Strona:Vicente Blasco Ibáñez - Kwiat majowy.djvu/91

Ta strona została przepisana.

Jednak po upływie pięciu czy sześciu miesięcy Tona zaczęła się zastanawiać poważnie.
— Ależ, panie Martinez, nie można tak stale błąkać myślami wśród chmur. Należy i o czem innem pomyśleć. Niechże pan mnie wysłucha. Nie słyszy pan?...

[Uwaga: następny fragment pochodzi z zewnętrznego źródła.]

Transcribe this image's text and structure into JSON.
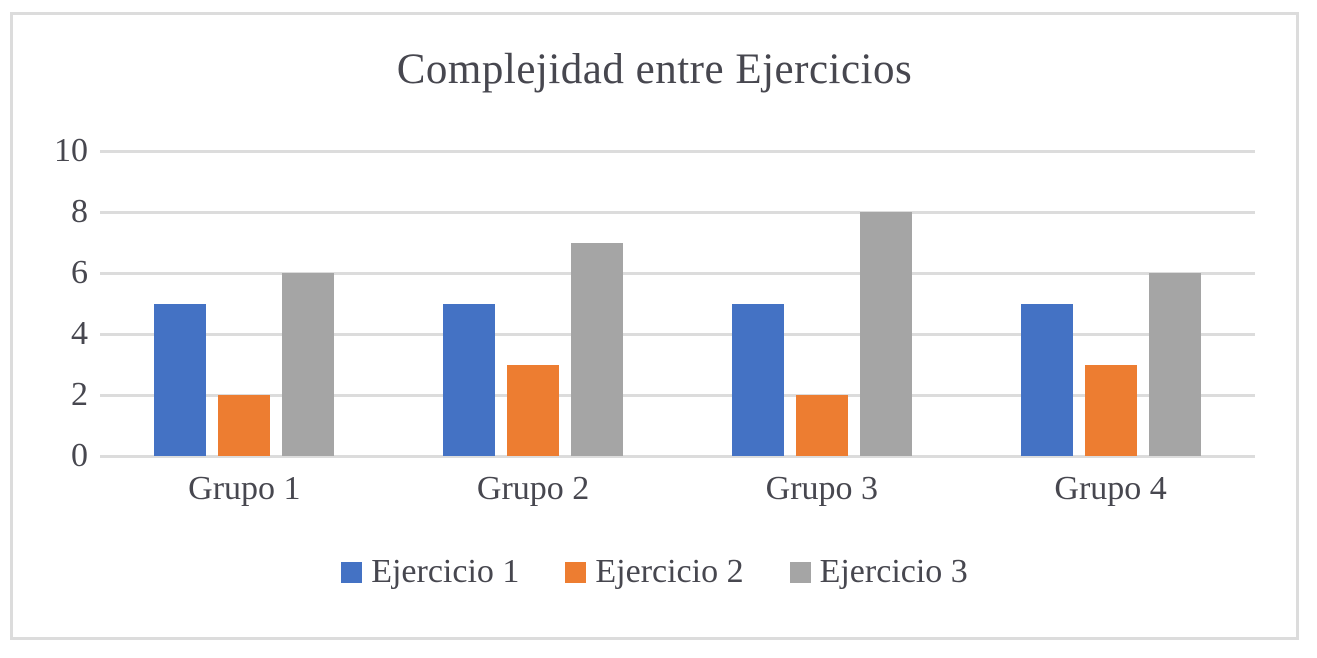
{
  "frame": {
    "background": "#ffffff",
    "border_color": "#dcdcdc"
  },
  "chart_data": {
    "type": "bar",
    "title": "Complejidad entre Ejercicios",
    "categories": [
      "Grupo 1",
      "Grupo 2",
      "Grupo 3",
      "Grupo 4"
    ],
    "series": [
      {
        "name": "Ejercicio 1",
        "color": "#4472C4",
        "values": [
          5,
          5,
          5,
          5
        ]
      },
      {
        "name": "Ejercicio 2",
        "color": "#ED7D31",
        "values": [
          2,
          3,
          2,
          3
        ]
      },
      {
        "name": "Ejercicio 3",
        "color": "#A5A5A5",
        "values": [
          6,
          7,
          8,
          6
        ]
      }
    ],
    "yticks": [
      0,
      2,
      4,
      6,
      8,
      10
    ],
    "ylim": [
      0,
      10
    ],
    "xlabel": "",
    "ylabel": "",
    "grid": true,
    "gridline_color": "#dcdcdc",
    "text_color": "#47474f",
    "legend_position": "bottom"
  }
}
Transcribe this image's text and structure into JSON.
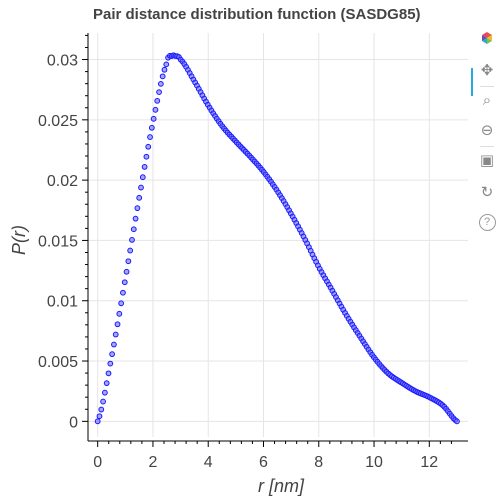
{
  "chart_data": {
    "type": "scatter",
    "title": "Pair distance distribution function (SASDG85)",
    "xlabel": "r [nm]",
    "ylabel": "P(r)",
    "xlim": [
      -0.35,
      13.4
    ],
    "ylim": [
      -0.0013,
      0.0322
    ],
    "x_ticks": [
      0,
      2,
      4,
      6,
      8,
      10,
      12
    ],
    "y_ticks": [
      0,
      0.005,
      0.01,
      0.015,
      0.02,
      0.025,
      0.03
    ],
    "x_tick_labels": [
      "0",
      "2",
      "4",
      "6",
      "8",
      "10",
      "12"
    ],
    "y_tick_labels": [
      "0",
      "0.005",
      "0.01",
      "0.015",
      "0.02",
      "0.025",
      "0.03"
    ],
    "grid": true,
    "legend": "none",
    "marker_color": "#1a1aff",
    "r_max": 13.0,
    "n_points": 200,
    "profile": [
      [
        0.0,
        0.0
      ],
      [
        0.5,
        0.0053
      ],
      [
        1.0,
        0.0118
      ],
      [
        1.5,
        0.0185
      ],
      [
        2.0,
        0.0248
      ],
      [
        2.5,
        0.0297
      ],
      [
        2.7,
        0.0303
      ],
      [
        2.8,
        0.0303
      ],
      [
        3.0,
        0.03
      ],
      [
        3.5,
        0.0282
      ],
      [
        4.0,
        0.0262
      ],
      [
        4.5,
        0.0245
      ],
      [
        5.0,
        0.0232
      ],
      [
        5.5,
        0.022
      ],
      [
        6.0,
        0.0207
      ],
      [
        6.5,
        0.0191
      ],
      [
        7.0,
        0.0172
      ],
      [
        7.5,
        0.0151
      ],
      [
        8.0,
        0.0128
      ],
      [
        8.5,
        0.0108
      ],
      [
        9.0,
        0.0088
      ],
      [
        9.5,
        0.007
      ],
      [
        10.0,
        0.0053
      ],
      [
        10.5,
        0.004
      ],
      [
        11.0,
        0.0032
      ],
      [
        11.5,
        0.0025
      ],
      [
        12.0,
        0.002
      ],
      [
        12.5,
        0.0013
      ],
      [
        13.0,
        0.0
      ]
    ]
  },
  "toolbar": {
    "items": [
      {
        "name": "bokeh-logo-icon",
        "glyph": "",
        "interactable": false
      },
      {
        "name": "pan-icon",
        "glyph": "✥",
        "interactable": true,
        "active": true
      },
      {
        "name": "box-zoom-icon",
        "glyph": "⌕",
        "interactable": true
      },
      {
        "name": "wheel-zoom-icon",
        "glyph": "⊖",
        "interactable": true
      },
      {
        "name": "save-icon",
        "glyph": "▣",
        "interactable": true
      },
      {
        "name": "reset-icon",
        "glyph": "↻",
        "interactable": true
      },
      {
        "name": "help-icon",
        "glyph": "?",
        "interactable": true
      }
    ]
  }
}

Potrzeba było uregulować wzajemny stosunek; tak jak dotychczas, dalej być nie mogło. Kobieta uczciwa, jak Tona, będąc matką dwojga dzieci i spodziewając się trzeciego, musiała słyszeć mężczyznę, twierdzącego śmiało wobec wszystkich: „To moje!“
Martinez odpowiadał na wszystko „dobrze!“ Mówiąc to jednak miał tak nieszczęśliwą minę, jak gdyby się czuł potłuczonym, spadłszy z wysokości, dokąd się wznosił jako niezrozumiany, by marzyć tam o możliwości pozostania jenerałem, lub pierwszym ministrem, jak to było z bohaterami ulubionych jego powieści.
Zażądał, ażeby przysłano dokumenty potrzebne do ślubu, Huelva jednak znajdowała się stąd bardzo daleko, należało więc czekać dość długo.
Tona nie traciła nadziei, myśląc nieustannie o tej dalekiej miejscowości, gdzieś, jak sądziła niedaleko Kuby czy też wysp Filipińskich.
Czas jednak mijał i sprawa się stawała coraz bardziej nagląca.